Le 10 avril, après avoir décuplé en un peu plus de trois mois, le prix des Bitcoin baissait brutalement de 20% suite à un problème de logiciel de l’entreprise qui gère environ 80% des transactions avec cette monnaie virtuelle. Un avertissement sans frais sur les dangers des monnaies virtuelles.
Les monnaies virtuelles, enfants de la banque libre
Les Bitcoins ont été lancés en 2009. Il y en a environ dix millions en circulation et les créateurs ont annoncé qu’ils limiteraient leur nombre à 21 millions. The Economist affirme que le système de création et d’échange est encore plus sûr que les monnaies réelles et que des entreprises normales commencent à les accepter. L’avantage de ces monnaies virtuelles serait qu’elles réduisent les frais de transaction, notamment pour les échanges internationaux, ce qui aide leur développement.
Néanmoins, l’hebdomadaire britannique souligne également que cette monnaie, utilisée anonymement, est aussi largement utilisée par les organisations criminelles. En outre, sa valeur varie de manière totalement irrationnelle et exubérante puisqu’une même unité, qui valait 15 dollars en début d’année, est montée à plus de 200 dollars courant avril. Bitcoin n’est pas la seule monnaie virtuelle : outre quelques monnaies internes à certaines entreprises (Facebook), deux autres entreprises ont lancé des monnaies concurrentes : Litecoin et surtout Ripple, émis et limités à cent milliards par leurs créateurs.

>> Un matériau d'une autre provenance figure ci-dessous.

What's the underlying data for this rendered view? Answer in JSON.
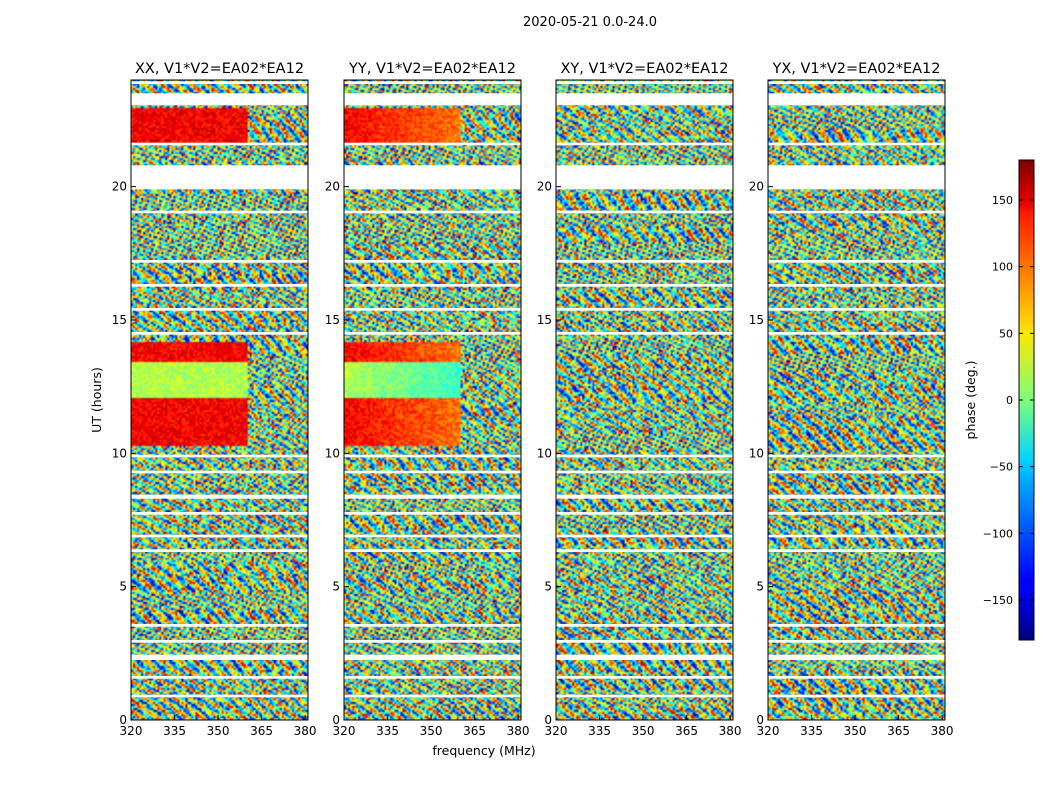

The Economist évoque le possible développement d’autres monnaies, par exemple Visa. On pourrait aussi penser à des entreprises comme Amazon ou Ebay. Naturellement, se pose la question de la réglementation de ces monnaies : une agence étasunienne s’est emparée de la question mi-mars mais ne donne pas de signe indiquant qu’elle pourrait les interdire. D’une certaine manière, il s’agit d’une renaissance limitée des banques libres, qui émettaient leur propre monnaie.
Des monnaies qu’il faut interdire
Bien sûr, les plus libéraux des libéraux s’enthousiasmeront de cette expérimentation du marché, sans la contrainte étatique. Mais sur le fond, ces monnaies virtuelles posent des problèmes qui justifient largement leur interdiction. Tout d’abord, leur conception, garantissant parfois un anonymat complet, peut permettre le recyclage d’argent sale. Ensuite, il s’agit d’un flux monétaire sur lequel l’Etat a moins de maîtrise, ce qui peut faciliter la désertion fiscale des entreprises qui les utilisent.
Mais surtout, la monnaie est un pilier des sociétés mordernes, à la fois unité nécessaire à l’échange, mais aussi unité de compte qui permet l’épargne ou le prêt. En cela, il est difficile de ne pas comprendre qu’il s’agit d’un service public, qui relève éminemment de l’Etat pour garantir la valeur de cette monnaie. Confier cela au marché aboutit précisément aux errements constatés avec Bitcoin, à savoir une variation totalement erratique de sa valeur, qui peut faire du mal aux citoyens.
En outre, l’exemple de Bitcoin amène à se poser la question de qui profite de la création de ces monnaies virtuelles. En effet, les dix millions d’unités créées ne sont pas gagées sur quoique ce soit. Du coup, il faut reconnaître que quelqu’un profite de la création ex nihilo de ces monnaies et l’absence de régulation en ce domaine pose également problème. Bref, rien ne justifie que de la monnaie soit créé de la sorte par des entreprises privées. C’est l’Etat qui doit gérer la monnaie.
L’expérience Bitcoin montre à nouveau tous les dangers du « laisser-faire » en matière monétaire. Non seulement, les marchés seuls sont incapables d’assurer la stabilité nécessaire à la monnaie, mais les bénéfices de la création de la monnaie doivent rester dans le giron public.